Of course, if you are killed, but the loot is in the pouch, the latter will lose the status "found in the raid" - but at least it will remain with you. So you can earn on the takeout of items that are pretty expensive even with ordinary NPCs, without any flea market (moonshine, personalized items of streamers, rare electronics).

There are several types of pouches. All newcomers receive "Alpha" - a small suitcase with 2x2 slots, which can only hold a trifle. For quests and exchanges, you get more and more bags - 2x3 slots, 2x4 slots, and the best one, Kappa ("Kappa"), for 3x4 spaces. The latter can be obtained by completing all the main tasks in Escape from Tarkov, which is very difficult - this is a reward only for the most diligent and skillful players and a conditional final goal of the game in its current state. There is also a 3x3 slot "Gamma" pouch, which is given to everyone who pre-ordered the maximum edition of the game.


Given the peculiarities of the mechanics and the fact that the protected suitcase is not visible on the PMC, the players call it an "asshole." Both in Russian and in English. Pouches are a separate game meme because placing valuables in a secure container turns into "putting a bottle in a point," no matter how strange it may sound. In general, phrases like "I found a tank charge, I'm shoving it in my ass" in Escape from Tarkov is common. It is doubly funny that it is in the "ass" that PMCs prefer to wear Vaseline as a pain reliever. Get used to it.

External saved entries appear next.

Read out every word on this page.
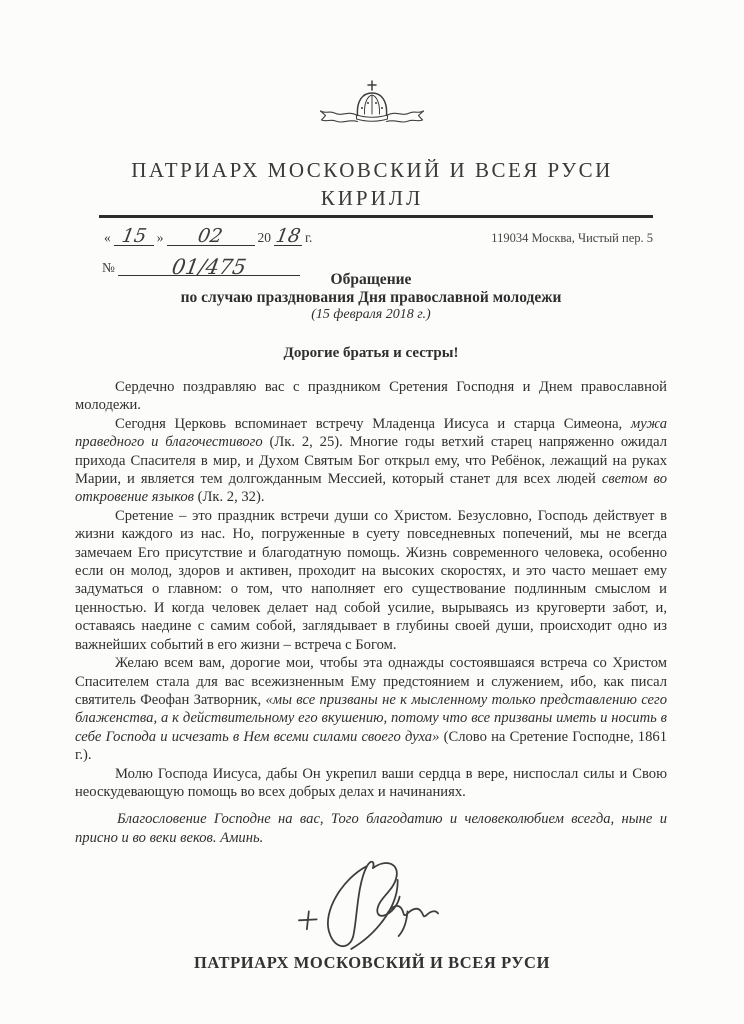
ПАТРИАРХ МОСКОВСКИЙ И ВСЕЯ РУСИ
КИРИЛЛ
« 15 »	02	20 18 г.	119034 Москва, Чистый пер. 5
№	01/475

Обращение

по случаю празднования Дня православной молодежи

(15 февраля 2018 г.)

Дорогие братья и сестры!

Сердечно поздравляю вас с праздником Сретения Господня и Днем православной молодежи.

Сегодня Церковь вспоминает встречу Младенца Иисуса и старца Симеона, мужа праведного и благочестивого (Лк. 2, 25). Многие годы ветхий старец напряженно ожидал прихода Спасителя в мир, и Духом Святым Бог открыл ему, что Ребёнок, лежащий на руках Марии, и является тем долгожданным Мессией, который станет для всех людей светом во откровение языков (Лк. 2, 32).

Сретение – это праздник встречи души со Христом. Безусловно, Господь действует в жизни каждого из нас. Но, погруженные в суету повседневных попечений, мы не всегда замечаем Его присутствие и благодатную помощь. Жизнь современного человека, особенно если он молод, здоров и активен, проходит на высоких скоростях, и это часто мешает ему задуматься о главном: о том, что наполняет его существование подлинным смыслом и ценностью. И когда человек делает над собой усилие, вырываясь из круговерти забот, и, оставаясь наедине с самим собой, заглядывает в глубины своей души, происходит одно из важнейших событий в его жизни – встреча с Богом.

Желаю всем вам, дорогие мои, чтобы эта однажды состоявшаяся встреча со Христом Спасителем стала для вас всежизненным Ему предстоянием и служением, ибо, как писал святитель Феофан Затворник, «мы все призваны не к мысленному только представлению сего блаженства, а к действительному его вкушению, потому что все призваны иметь и носить в себе Господа и исчезать в Нем всеми силами своего духа» (Слово на Сретение Господне, 1861 г.).

Молю Господа Иисуса, дабы Он укрепил ваши сердца в вере, ниспослал силы и Свою неоскудевающую помощь во всех добрых делах и начинаниях.

Благословение Господне на вас, Того благодатию и человеколюбием всегда, ныне и присно и во веки веков. Аминь.

ПАТРИАРХ МОСКОВСКИЙ И ВСЕЯ РУСИ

Escape from Tarkov in its current state has a division into conditional seasons - "wipes." The fact is that with the patches, the game gets new mechanics that do not get along with the current progress of the characters. The old code conflicts with the new one, so for better work and testing, the accounts of all players for extensive updates are reset to zero: they erase all progress, pumping, and loot in caches. This happens every few months. The largest wipes lasted up to six months.


Also, wipes are needed to improve the economy of the flea market. The longer the current season drags on, the more inflation grows. No matter how bad they play, the players, so money begins to settle, and the cache improves. The things needed for the initial progress are gradually depreciated, and only rare guns, armor, and cartridges became the only treasure. A month ago, you earned money supplying rolls of scotch tape to the market, but today they do not cost even a couple of thousand rubles - because no one needs it anymore.

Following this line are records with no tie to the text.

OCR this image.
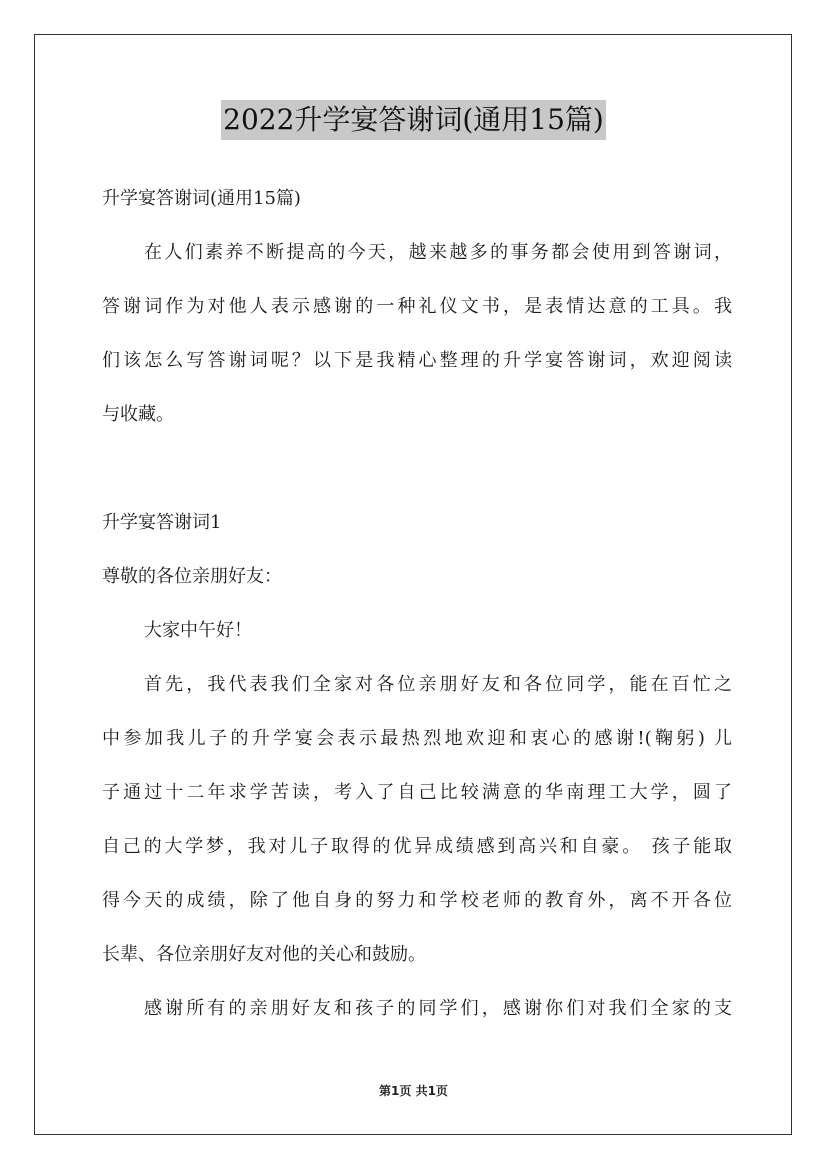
2022升学宴答谢词(通用15篇)
升学宴答谢词(通用15篇)
在人们素养不断提高的今天，越来越多的事务都会使用到答谢词，
答谢词作为对他人表示感谢的一种礼仪文书，是表情达意的工具。我
们该怎么写答谢词呢？以下是我精心整理的升学宴答谢词，欢迎阅读
与收藏。
升学宴答谢词1
尊敬的各位亲朋好友：
大家中午好！
首先，我代表我们全家对各位亲朋好友和各位同学，能在百忙之
中参加我儿子的升学宴会表示最热烈地欢迎和衷心的感谢!(鞠躬) 儿
子通过十二年求学苦读，考入了自己比较满意的华南理工大学，圆了
自己的大学梦，我对儿子取得的优异成绩感到高兴和自豪。 孩子能取
得今天的成绩，除了他自身的努力和学校老师的教育外，离不开各位
长辈、各位亲朋好友对他的关心和鼓励。
感谢所有的亲朋好友和孩子的同学们，感谢你们对我们全家的支
第1页 共1页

Therefore, according to the community, the best time to play Escape from Tarkov is at the beginning of the wipe, or at least the middle of it. Most of the players do not yet have bitcoin farms, better equipment, "imbue" cartridges. You can fight on equal terms, without fear of being killed with one poke because of the "cool cartridge for several tens of thousands of rubles." In addition, everyone needs this or that garbage for pumping - so you can make good money on its extraction.

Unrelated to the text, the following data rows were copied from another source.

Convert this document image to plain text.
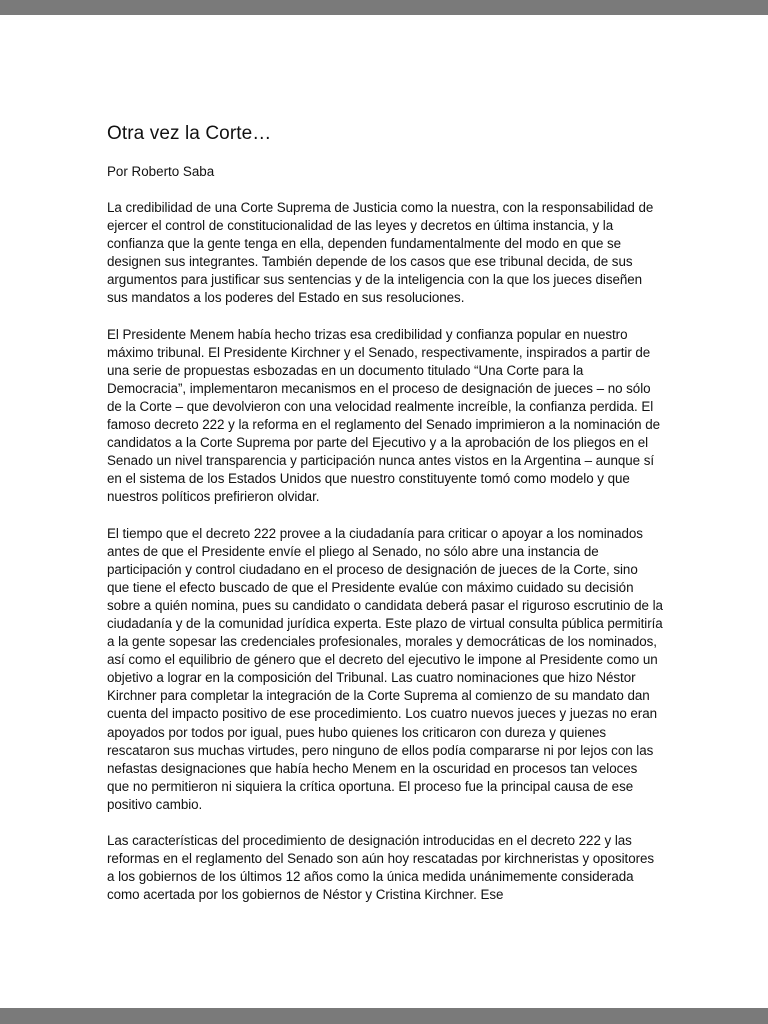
Otra vez la Corte…

Por Roberto Saba

La credibilidad de una Corte Suprema de Justicia como la nuestra, con la responsabilidad de ejercer el control de constitucionalidad de las leyes y decretos en última instancia, y la confianza que la gente tenga en ella, dependen fundamentalmente del modo en que se designen sus integrantes. También depende de los casos que ese tribunal decida, de sus argumentos para justificar sus sentencias y de la inteligencia con la que los jueces diseñen sus mandatos a los poderes del Estado en sus resoluciones.

El Presidente Menem había hecho trizas esa credibilidad y confianza popular en nuestro máximo tribunal. El Presidente Kirchner y el Senado, respectivamente, inspirados a partir de una serie de propuestas esbozadas en un documento titulado “Una Corte para la Democracia”, implementaron mecanismos en el proceso de designación de jueces – no sólo de la Corte – que devolvieron con una velocidad realmente increíble, la confianza perdida. El famoso decreto 222 y la reforma en el reglamento del Senado imprimieron a la nominación de candidatos a la Corte Suprema por parte del Ejecutivo y a la aprobación de los pliegos en el Senado un nivel transparencia y participación nunca antes vistos en la Argentina – aunque sí en el sistema de los Estados Unidos que nuestro constituyente tomó como modelo y que nuestros políticos prefirieron olvidar.

El tiempo que el decreto 222 provee a la ciudadanía para criticar o apoyar a los nominados antes de que el Presidente envíe el pliego al Senado, no sólo abre una instancia de participación y control ciudadano en el proceso de designación de jueces de la Corte, sino que tiene el efecto buscado de que el Presidente evalúe con máximo cuidado su decisión sobre a quién nomina, pues su candidato o candidata deberá pasar el riguroso escrutinio de la ciudadanía y de la comunidad jurídica experta. Este plazo de virtual consulta pública permitiría a la gente sopesar las credenciales profesionales, morales y democráticas de los nominados, así como el equilibrio de género que el decreto del ejecutivo le impone al Presidente como un objetivo a lograr en la composición del Tribunal. Las cuatro nominaciones que hizo Néstor Kirchner para completar la integración de la Corte Suprema al comienzo de su mandato dan cuenta del impacto positivo de ese procedimiento. Los cuatro nuevos jueces y juezas no eran apoyados por todos por igual, pues hubo quienes los criticaron con dureza y quienes rescataron sus muchas virtudes, pero ninguno de ellos podía compararse ni por lejos con las nefastas designaciones que había hecho Menem en la oscuridad en procesos tan veloces que no permitieron ni siquiera la crítica oportuna. El proceso fue la principal causa de ese positivo cambio.

Las características del procedimiento de designación introducidas en el decreto 222 y las reformas en el reglamento del Senado son aún hoy rescatadas por kirchneristas y opositores a los gobiernos de los últimos 12 años como la única medida unánimemente considerada como acertada por los gobiernos de Néstor y Cristina Kirchner. Ese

By the end of the wipe, the overall economy usually stagnates. Everyone has everything. There is no point in collecting most of the loot due to its uselessness. The only way to play on an equal footing is to get together in the only correct meta assembly for a lot of money. It's a pity if you don't have this heap. This approach to the economy of a large MMO game sounds as wrong as possible, but this is the case so far.


So another internal meme of the community appeared - endless questions "when is the wipe?". Because BattleState Games rarely says in advance on what date the next reset will be. Often, he completely denies that it will be before really large-scale updates.


So the end of your wealth is always a surprise, which is heralded by funny events. The last time it was a whole week of madness: one day, the bosses began to run to other locations, the other - the entire Tarkov was covered with impenetrable fog.

Later, all the prices for things were cut several times, the players were forbidden to use pouches, and all the Savages were replaced with raiders. All progress will be reset from day to day, so why not have some fun at the end?